Overview
Seeking technically driven research leaders to spearhead the design, development, optimization, and exploration of multimodal large models. This role focuses on building next-generation intelligent service-aware systems and edge-cloud integrated AI architectures across devices, automotive, and cloud platforms, aiming to develop industry-leading multimodal large language models.
Responsibilities:
- Conduct technical research on multimodal foundation models, including but not limited to pre-training, post-training, theoretical modeling, and capability evaluation, targeting applications in Huawei's consumer devices, automotive systems, and cloud platforms.
- Design and optimize the architecture of multimodal foundation models.
- Develop and optimize engineering solutions and algorithms for efficient training and inference of multimodal models.

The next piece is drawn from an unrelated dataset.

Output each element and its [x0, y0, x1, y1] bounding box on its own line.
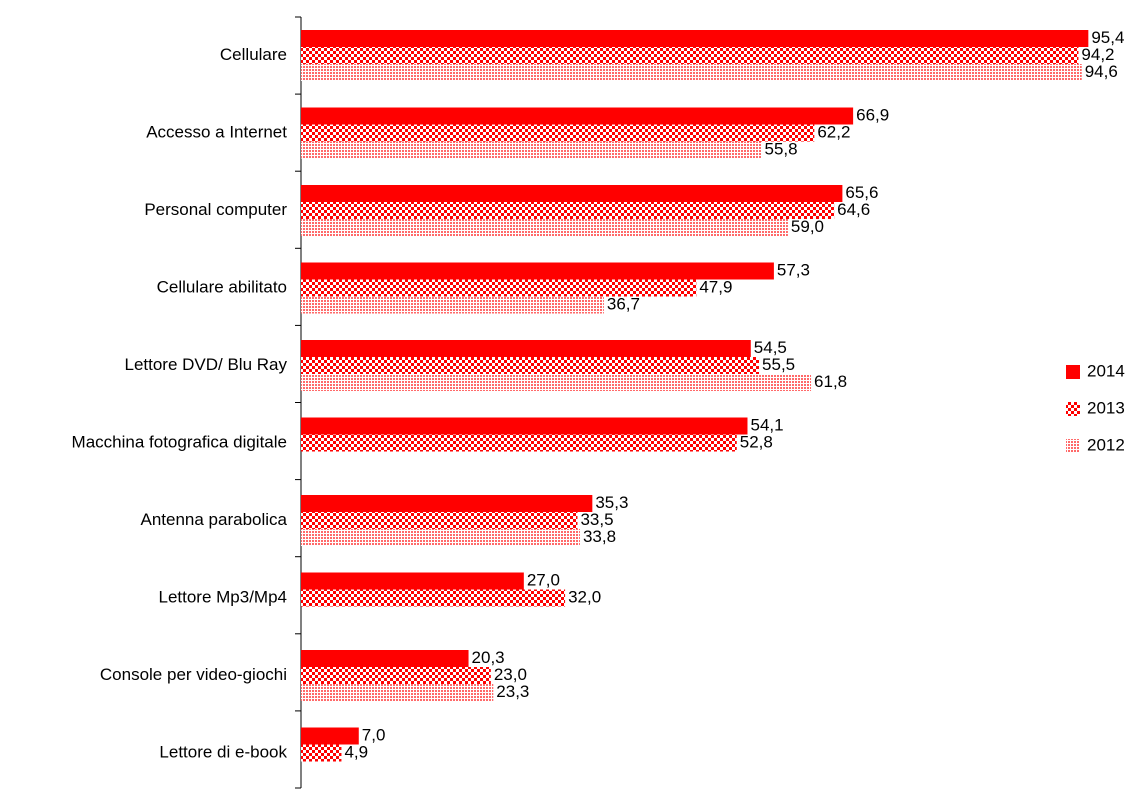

- Continuously track the latest research developments in the field of multimodal foundation models; lead exploration and validation of cutting-edge technologies.
Requirements:
- Strong self-motivation, intellectual curiosity, and a passion for exploring new knowledge and emerging domains. Solid logical thinking and analytical skills.
- Proficient in deep learning; candidates with hands-on experience in training and inference of large models (7B+ LLMs/VLMs/VLAs) are highly preferred.
- Publications in top-tier conferences or journals (e.g., NeurIPS, ICML, ICLR, CVPR, T-RO) are strongly valued.
- Familiarity with techniques such as prompt engineering and post-training; prior experience is a plus.
- Proficient in programming languages such as C++ and Python, with strong coding and software development skills.